Bellatrix była szczęśliwa. Przed chwilą usłyszała to wymarzone „tak" z ust Rodolphusa, a teraz tańczyła z nim na własnym weselu.

Dawno minęły już czasy, kiedy zazdrościła Narcyzie Lucjusza, kiedy zastanawiała się nad Rabastanem i kiedy zastanawiała się, kiedy, do cholery, Rod ją pocałuje.

A teraz Rod, już nie jej chłopak, już nie narzeczony, ale jej MĄŻ, obejmował ją w pasie, podniósł do góry i zawirował – jak małą dziewczynką. Zawsze to lubili. Bellatrix miała tylko nadzieję, że nie zechce przy wszystkich jej łaskotać, co również oboje lubili.

Całowali się z pasją za każdym razem, gdy weselnicy się tego głośno domagali. A ponieważ niektórzy z nich najchętniej zabroniliby im odrywania ust od siebie, oboje z ulgą powitali komendę kapeli „A teraz idziemy na jednego…".

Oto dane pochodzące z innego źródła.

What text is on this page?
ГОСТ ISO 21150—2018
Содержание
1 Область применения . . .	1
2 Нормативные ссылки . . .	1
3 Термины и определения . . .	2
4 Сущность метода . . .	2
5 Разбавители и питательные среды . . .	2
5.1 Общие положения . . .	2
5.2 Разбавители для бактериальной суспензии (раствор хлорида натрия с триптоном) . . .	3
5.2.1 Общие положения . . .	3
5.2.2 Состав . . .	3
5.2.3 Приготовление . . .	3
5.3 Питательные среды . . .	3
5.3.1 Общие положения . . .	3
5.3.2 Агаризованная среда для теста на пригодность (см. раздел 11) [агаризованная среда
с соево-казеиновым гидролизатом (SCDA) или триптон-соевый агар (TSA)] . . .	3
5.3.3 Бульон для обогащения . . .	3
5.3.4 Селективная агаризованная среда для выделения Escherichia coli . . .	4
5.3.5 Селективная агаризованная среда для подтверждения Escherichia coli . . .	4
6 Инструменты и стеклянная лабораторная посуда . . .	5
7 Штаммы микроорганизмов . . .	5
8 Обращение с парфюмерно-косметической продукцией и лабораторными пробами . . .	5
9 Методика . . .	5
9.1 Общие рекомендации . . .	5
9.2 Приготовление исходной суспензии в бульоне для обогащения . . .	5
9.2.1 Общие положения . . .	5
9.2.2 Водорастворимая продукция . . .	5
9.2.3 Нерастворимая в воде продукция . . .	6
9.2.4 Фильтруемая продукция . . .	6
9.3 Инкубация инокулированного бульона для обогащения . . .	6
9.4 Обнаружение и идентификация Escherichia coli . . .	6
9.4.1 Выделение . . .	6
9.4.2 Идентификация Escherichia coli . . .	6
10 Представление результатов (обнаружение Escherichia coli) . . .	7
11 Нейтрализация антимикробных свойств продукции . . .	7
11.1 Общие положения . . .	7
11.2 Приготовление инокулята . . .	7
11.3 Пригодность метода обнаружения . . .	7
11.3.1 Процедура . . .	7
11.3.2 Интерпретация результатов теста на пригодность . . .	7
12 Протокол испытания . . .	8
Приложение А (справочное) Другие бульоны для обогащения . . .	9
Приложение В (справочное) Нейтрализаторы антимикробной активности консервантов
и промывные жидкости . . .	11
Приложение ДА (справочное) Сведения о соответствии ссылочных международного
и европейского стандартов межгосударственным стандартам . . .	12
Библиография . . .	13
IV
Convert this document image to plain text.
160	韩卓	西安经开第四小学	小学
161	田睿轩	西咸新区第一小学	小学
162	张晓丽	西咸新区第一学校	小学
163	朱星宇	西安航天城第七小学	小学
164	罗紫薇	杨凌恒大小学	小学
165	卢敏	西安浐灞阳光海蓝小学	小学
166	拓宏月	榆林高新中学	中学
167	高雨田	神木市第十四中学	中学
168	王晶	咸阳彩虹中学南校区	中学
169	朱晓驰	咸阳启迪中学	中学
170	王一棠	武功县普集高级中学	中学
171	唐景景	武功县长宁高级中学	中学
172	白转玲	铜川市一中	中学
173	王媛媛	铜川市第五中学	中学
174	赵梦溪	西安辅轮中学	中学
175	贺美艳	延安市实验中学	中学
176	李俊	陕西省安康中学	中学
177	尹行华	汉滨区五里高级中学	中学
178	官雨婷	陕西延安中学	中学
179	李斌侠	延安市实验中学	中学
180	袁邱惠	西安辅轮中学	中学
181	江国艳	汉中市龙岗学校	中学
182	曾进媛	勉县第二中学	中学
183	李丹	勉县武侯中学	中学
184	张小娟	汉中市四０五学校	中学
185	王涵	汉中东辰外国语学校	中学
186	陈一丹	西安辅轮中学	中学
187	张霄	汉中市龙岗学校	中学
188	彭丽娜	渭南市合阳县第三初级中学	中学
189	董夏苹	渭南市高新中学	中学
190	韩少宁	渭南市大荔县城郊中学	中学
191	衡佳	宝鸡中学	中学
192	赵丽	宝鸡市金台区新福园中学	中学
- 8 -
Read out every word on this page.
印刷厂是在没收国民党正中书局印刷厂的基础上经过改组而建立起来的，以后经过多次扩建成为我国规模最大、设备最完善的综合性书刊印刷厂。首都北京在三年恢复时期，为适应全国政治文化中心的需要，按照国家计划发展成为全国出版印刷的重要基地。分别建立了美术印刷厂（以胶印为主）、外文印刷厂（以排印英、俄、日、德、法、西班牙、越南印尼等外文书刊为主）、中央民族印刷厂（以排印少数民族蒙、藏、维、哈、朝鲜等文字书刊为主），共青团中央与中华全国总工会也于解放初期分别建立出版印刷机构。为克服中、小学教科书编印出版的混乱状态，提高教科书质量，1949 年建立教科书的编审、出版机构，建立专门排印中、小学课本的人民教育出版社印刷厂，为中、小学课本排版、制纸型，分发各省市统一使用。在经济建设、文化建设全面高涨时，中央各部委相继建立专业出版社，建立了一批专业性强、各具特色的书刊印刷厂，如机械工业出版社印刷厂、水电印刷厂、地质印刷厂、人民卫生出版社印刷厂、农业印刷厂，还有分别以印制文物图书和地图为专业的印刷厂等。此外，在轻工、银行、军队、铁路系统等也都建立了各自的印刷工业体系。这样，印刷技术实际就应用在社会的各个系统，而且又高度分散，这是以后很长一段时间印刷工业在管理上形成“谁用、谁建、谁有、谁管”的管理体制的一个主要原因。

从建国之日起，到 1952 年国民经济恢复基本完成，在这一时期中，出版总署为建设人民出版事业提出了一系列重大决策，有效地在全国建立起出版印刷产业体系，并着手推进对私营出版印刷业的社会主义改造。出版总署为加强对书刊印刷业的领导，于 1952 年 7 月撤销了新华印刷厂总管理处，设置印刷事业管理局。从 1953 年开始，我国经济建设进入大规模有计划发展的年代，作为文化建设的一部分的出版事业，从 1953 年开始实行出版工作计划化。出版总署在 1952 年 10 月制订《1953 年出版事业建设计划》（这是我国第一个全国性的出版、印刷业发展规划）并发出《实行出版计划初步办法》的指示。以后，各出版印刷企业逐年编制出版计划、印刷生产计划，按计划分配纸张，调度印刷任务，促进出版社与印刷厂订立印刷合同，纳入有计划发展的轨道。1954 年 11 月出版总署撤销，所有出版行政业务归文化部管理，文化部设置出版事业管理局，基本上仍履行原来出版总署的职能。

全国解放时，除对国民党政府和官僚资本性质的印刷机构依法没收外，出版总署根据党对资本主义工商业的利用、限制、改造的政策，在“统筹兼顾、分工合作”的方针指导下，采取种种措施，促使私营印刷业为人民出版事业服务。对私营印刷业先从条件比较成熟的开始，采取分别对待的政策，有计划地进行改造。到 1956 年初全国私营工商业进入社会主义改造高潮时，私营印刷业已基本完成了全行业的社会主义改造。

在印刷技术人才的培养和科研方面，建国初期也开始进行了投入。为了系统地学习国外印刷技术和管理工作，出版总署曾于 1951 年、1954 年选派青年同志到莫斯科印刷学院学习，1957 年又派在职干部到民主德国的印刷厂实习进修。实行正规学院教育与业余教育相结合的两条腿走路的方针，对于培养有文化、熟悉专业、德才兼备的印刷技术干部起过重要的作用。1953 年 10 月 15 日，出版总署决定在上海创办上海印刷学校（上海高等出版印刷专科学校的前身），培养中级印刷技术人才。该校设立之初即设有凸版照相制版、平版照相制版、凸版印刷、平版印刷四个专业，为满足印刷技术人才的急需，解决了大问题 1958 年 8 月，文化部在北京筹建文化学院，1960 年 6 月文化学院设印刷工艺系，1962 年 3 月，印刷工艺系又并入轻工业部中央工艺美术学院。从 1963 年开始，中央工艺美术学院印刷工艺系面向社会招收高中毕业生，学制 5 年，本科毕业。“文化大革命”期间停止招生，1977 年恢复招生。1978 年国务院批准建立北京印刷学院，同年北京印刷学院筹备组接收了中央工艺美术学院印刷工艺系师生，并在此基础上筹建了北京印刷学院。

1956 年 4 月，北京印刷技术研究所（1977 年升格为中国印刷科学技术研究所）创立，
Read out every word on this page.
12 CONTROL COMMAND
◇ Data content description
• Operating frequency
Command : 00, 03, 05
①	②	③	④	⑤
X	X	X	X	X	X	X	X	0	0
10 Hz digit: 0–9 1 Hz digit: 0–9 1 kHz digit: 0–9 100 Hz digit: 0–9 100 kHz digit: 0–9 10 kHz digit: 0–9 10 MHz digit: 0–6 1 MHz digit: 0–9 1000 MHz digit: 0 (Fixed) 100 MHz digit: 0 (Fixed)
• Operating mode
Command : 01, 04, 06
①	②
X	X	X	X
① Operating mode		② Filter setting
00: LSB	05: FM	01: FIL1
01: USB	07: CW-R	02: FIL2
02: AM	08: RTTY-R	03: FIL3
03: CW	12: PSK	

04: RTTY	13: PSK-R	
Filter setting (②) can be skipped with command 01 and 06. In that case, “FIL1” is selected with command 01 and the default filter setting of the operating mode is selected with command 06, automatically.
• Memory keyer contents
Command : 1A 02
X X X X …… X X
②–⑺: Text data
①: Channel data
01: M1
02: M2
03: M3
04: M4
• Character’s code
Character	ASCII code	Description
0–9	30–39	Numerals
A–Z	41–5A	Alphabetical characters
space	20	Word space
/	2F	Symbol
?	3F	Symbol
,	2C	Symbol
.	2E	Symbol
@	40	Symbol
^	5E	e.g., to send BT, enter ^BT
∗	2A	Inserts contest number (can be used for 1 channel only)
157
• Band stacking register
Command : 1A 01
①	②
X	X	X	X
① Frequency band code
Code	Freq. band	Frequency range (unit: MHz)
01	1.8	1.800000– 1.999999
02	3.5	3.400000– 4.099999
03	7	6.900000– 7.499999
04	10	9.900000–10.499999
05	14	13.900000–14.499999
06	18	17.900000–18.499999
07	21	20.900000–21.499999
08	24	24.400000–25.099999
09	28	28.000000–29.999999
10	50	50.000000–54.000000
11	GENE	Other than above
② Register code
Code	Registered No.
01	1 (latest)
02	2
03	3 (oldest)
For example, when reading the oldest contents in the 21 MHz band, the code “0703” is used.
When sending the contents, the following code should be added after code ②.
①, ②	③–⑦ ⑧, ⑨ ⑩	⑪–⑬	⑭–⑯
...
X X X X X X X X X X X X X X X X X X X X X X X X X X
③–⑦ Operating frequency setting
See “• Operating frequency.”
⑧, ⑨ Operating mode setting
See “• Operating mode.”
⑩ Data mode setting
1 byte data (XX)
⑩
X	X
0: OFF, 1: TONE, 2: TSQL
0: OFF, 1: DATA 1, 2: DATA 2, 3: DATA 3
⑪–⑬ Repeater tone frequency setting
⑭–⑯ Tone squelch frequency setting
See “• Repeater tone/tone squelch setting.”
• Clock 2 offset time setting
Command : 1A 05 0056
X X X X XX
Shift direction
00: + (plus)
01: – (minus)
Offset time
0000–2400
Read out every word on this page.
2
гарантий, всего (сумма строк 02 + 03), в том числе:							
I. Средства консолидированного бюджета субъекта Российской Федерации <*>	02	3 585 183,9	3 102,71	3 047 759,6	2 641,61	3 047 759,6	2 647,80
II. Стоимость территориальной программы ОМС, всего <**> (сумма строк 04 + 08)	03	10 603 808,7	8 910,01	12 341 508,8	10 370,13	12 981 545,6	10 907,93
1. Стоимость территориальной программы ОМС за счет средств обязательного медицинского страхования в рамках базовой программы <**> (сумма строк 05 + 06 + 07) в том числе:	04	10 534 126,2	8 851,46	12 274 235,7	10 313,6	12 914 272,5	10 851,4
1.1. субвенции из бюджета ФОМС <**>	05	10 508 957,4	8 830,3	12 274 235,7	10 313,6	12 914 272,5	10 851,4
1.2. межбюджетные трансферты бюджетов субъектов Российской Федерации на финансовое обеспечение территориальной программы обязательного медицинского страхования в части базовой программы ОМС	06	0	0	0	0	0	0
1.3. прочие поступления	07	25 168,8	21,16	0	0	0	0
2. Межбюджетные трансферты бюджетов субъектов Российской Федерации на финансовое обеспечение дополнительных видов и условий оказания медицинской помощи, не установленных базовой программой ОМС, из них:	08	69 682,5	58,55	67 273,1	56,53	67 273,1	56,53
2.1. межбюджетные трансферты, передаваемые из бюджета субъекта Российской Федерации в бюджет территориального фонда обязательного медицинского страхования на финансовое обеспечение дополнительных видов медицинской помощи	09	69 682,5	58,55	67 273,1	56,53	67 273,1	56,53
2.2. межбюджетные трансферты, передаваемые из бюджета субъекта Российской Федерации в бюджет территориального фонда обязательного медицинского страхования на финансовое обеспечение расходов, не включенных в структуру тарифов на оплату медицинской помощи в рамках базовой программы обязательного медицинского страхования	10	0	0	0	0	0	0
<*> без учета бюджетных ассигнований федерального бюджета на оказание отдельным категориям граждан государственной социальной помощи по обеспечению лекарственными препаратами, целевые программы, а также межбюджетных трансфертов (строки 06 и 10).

Gdy Rod opróżnił już swój kieliszek, zbliżył się do niego Lucjusz.

-Napij się ze mną – zaproponował. Rod potrząsnął głową.

-Już się napiłem – powiedział, unosząc pusty kieliszek.

-Ze mną się nie napijesz? – obruszył się Lucjusz.

Wobec argumentu takiej mocy Rod skapitulował. Lucjusz był przecież już rodziną, mężem siostry jego żony, a rodzinie nie wypada odpalić „Z frajerami nie piję".

-No, to napijmy się o następne pokolenie Lestrange'ów – uśmiechnął się Lucjusz, gdy Rodolphus sobie nalał.

-I Malfoyów – dodał Rodolphus. – Najlepiej płci męskiej.

Wypili.

Później kapela znów zaczęła grać i wrócili na parkiet. Rodolphus usłyszał jedną ze swoich kuzynek pytającą jakiegoś kuzyna Belli – jak on miał na imię? Regulus? – „Zatańczysz ze mną czy jesteś jeszcze za trzeźwy?".

Oczywiście zauważył, jak Rabastan macha do niego ręką, ale nie mógł tak od razu zostawić Belli, która bynajmniej nie miała ochoty tańczyć z kimkolwiek innym.

Bellatrix była jak przyklejona do męża w tańcu. Gdy weselnicy znów zaczęli swoją przyśpiewkę „On jest temu winien…", pozwoliła się pocałować po raz kolejny, gratulując sobie pomysłu, żeby zmusić Roda, by ten zapuścił trochę brodę. Gdy była dłuższa, nie drapała tak bardzo, jak ledwo co odrastająca.

-Dzisiaj jest wesele, jutro poprawiny – śpiewał główny głos kapeli – Za dziewięć miesięcy pójdziemy na chrzciny!

Po następnej komendzie „A teraz idziemy na jednego…" Rodolphus rzucił się w stronę brata.

-Przybył? – zapytał. Rabastan skinął głową.

-Jest już prawie gotowy. Ale i tak… jesteś pewien? – zapytał nerwowo.

-Rab, nie wypada przeklinać pana młodego w dzień wesela!

-No wiem, ale… dobra. Rzucić go na scenę?

-Oczywiście! – rozpromienił się Rod. Wtedy ktoś klepnął go po plecach.

-Napijesz się ze mną? – zapytał Regulus.

Napił się.

Tymczasem człowiek przyprowadzony przez Rabastana – młody mężczyzna w dużych okularach, dzierżący gitarę – zajął miejsce na scenie, przed kapelą.

-A teraz – oznajmił wszystkim Rabastan – Specjalna dedykacja. Pan młody dla panny młodej i naszych rodziców.

Skłonił się i zszedł ze sceny. Mężczyzna uderzył lewą ręką w struny gitary.

-To moja droga z piekła do piekła… - zaczął.